A Christian organization active in the nation’s death penalty abolition movement has created a panel of faith leaders charged with addressing the systemic issues that give rise to capital punishment and rationalize its continued use.
“This is not a board to oversee as much as a group to enable, shape and be part of the movement itself,” said Sam Heath, manager of the EJUSA Evangelical Network. The organization’s newly established Advisors Group “will be a watchguard and herald for the EJUSA Evangelical Network’s endeavors and they will also be champions of our work.”
Inaugural members include Jemar Tisby, the best-selling author of The Color of Compromise: The Truth About the American Church’s Complicity in Racism; Aaron Griffith, a scholar of American history and author of God’s Law and Order: The Politics of Punishment in Evangelical America; and Stacy Rector, executive director of Tennesseans for Alternatives to the Death Penalty and the spiritual adviser for a death row inmate until his execution in 2009.
Tisby said the challenges facing the group are significant. “We are living in the civil rights movement of our day. The criminal legal system at all levels — from policing to the courts to prisons — is often a leading agent of injustice.”
Nevertheless, the struggle must be undertaken, he added. “People of faith must stand for the dignity of all people, and the Evangelical Network at Equal Justice USA has a longstanding commitment to doing just that. I am excited to engage with them in this vital work.”

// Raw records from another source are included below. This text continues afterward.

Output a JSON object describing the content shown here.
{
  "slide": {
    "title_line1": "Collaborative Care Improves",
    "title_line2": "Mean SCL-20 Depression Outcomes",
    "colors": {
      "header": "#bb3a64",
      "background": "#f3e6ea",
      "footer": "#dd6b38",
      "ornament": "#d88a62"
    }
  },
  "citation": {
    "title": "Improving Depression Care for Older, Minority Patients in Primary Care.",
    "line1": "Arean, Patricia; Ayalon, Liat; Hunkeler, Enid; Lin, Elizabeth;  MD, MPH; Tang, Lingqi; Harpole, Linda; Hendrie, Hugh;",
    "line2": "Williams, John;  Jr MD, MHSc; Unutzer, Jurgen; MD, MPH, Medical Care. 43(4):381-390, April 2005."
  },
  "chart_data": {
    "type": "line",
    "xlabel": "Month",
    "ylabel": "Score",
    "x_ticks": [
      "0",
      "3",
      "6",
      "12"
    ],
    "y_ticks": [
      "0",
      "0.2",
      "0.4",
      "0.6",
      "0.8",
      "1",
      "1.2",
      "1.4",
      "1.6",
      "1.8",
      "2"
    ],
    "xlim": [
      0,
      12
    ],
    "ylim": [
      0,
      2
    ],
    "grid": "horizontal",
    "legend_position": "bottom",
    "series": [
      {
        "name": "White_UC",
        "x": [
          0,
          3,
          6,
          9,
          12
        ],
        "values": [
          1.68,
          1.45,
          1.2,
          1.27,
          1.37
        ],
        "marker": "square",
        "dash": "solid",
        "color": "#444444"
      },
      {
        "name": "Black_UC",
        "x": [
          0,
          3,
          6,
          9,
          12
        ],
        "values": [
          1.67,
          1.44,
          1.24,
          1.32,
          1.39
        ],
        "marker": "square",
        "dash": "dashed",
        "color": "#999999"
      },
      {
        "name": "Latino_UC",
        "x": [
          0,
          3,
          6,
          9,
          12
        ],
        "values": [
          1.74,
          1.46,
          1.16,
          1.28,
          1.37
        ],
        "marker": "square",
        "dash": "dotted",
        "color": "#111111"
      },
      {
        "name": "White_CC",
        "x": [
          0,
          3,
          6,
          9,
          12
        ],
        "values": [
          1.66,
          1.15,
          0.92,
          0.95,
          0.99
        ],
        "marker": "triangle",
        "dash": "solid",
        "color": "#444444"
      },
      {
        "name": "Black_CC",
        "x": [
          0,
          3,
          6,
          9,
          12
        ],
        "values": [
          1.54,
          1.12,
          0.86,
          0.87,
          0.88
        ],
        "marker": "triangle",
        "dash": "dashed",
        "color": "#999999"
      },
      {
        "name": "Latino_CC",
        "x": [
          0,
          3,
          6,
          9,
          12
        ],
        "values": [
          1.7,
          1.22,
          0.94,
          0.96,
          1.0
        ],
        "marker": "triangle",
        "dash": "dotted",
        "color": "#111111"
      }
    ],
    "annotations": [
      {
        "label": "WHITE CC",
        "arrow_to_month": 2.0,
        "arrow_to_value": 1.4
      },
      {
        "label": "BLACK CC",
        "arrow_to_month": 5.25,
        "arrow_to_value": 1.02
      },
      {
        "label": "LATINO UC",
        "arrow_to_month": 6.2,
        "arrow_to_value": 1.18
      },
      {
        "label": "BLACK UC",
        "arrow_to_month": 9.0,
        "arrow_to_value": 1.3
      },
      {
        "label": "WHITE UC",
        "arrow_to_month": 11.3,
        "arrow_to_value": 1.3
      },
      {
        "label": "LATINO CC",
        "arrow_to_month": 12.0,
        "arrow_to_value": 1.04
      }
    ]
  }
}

Part of Equal Justice USA, the network was launched in 2017 by evangelical leaders seeking to counter violence and injustice with values of restoration, public health, racial justice and healing. Founding members included Shane Claiborne of Red Letter Christians and Gabriel and Jeanette Salguero of the National Latino Evangelical Coalition.
The network and Equal Justice USA are active in high-profile criminal justice efforts around the nation, including initiatives to abolish the death penalty.
EJUSA on Jan. 19 alerted supporters that legislation to end capital punishment had been introduced in the Utah legislature. It also urged action. “We need you to email your lawmakers and encourage them to support HB147 to end Utah’s death penalty.”
The organization issued a statement this month about Martin Luther King Jr.’s opposition to capital punishment: “He knew the death penalty was an undeniable extension of the legacy of lynching. Those acts are possible for the same reason that slavery was possible — in the words of Dr. King, to justify slavery early Americans ‘depersonalized’ the victims, stripping them of their humanity, and they ‘stigmatized’ Blackness. Like our broader criminal legal system, racism is at the core of the death penalty system. Forty-one percent of death row is occupied by Black men. Of the 186 people exonerated since 1976, because of wrongful convictions, 54% were Black.”
The EJUSA Evangelical Network helped coordinate a livestreamed event in November to generate greater Christian support for the ongoing campaign to end capital punishment in Ohio. Heath connected the death penalty to deeper currents of social injustice and racism and argued that state-sanctioned executions do not square with Scripture.
“Evangelicals believe all people are valuable, that no person is more or less valuable than another,” Heath said in announcing the online event. “The death penalty in Ohio is fraught with racial bias. The death penalty in Ohio sends the message that people of color are valued less. We reject that because people deserve more dignity than that. Ohio’s death penalty must end.”
The network also partnered with Virginians for Alternatives to the Death Penalty and the Virginia Interfaith Center on Public Policy in the campaign to repeal capital punishment in Virginia. That effort ended in victory when then-Gov. Ralph Northam signed legislation in March 2021 repealing the practice and vacating the state’s death row.
“The signing ceremony was the final action of a crushing blow against the death penalty, one of our nation’s most visible and egregious responses to violence. But what happened in Virginia in recent months, and stretching back well into 2020, is about so much more,” the network said after the victory.
“Virginia is the first former Confederate state to abolish capital punishment. It comes after a year that saw the dismantling of 168 Confederate symbols across the nation. Nearly half of those symbols were found in the commonwealth. Our national tolerance of hatred and racism is weakening. There is a renewed urgency to end mass incarceration, police violence and all existence of systemic racism.”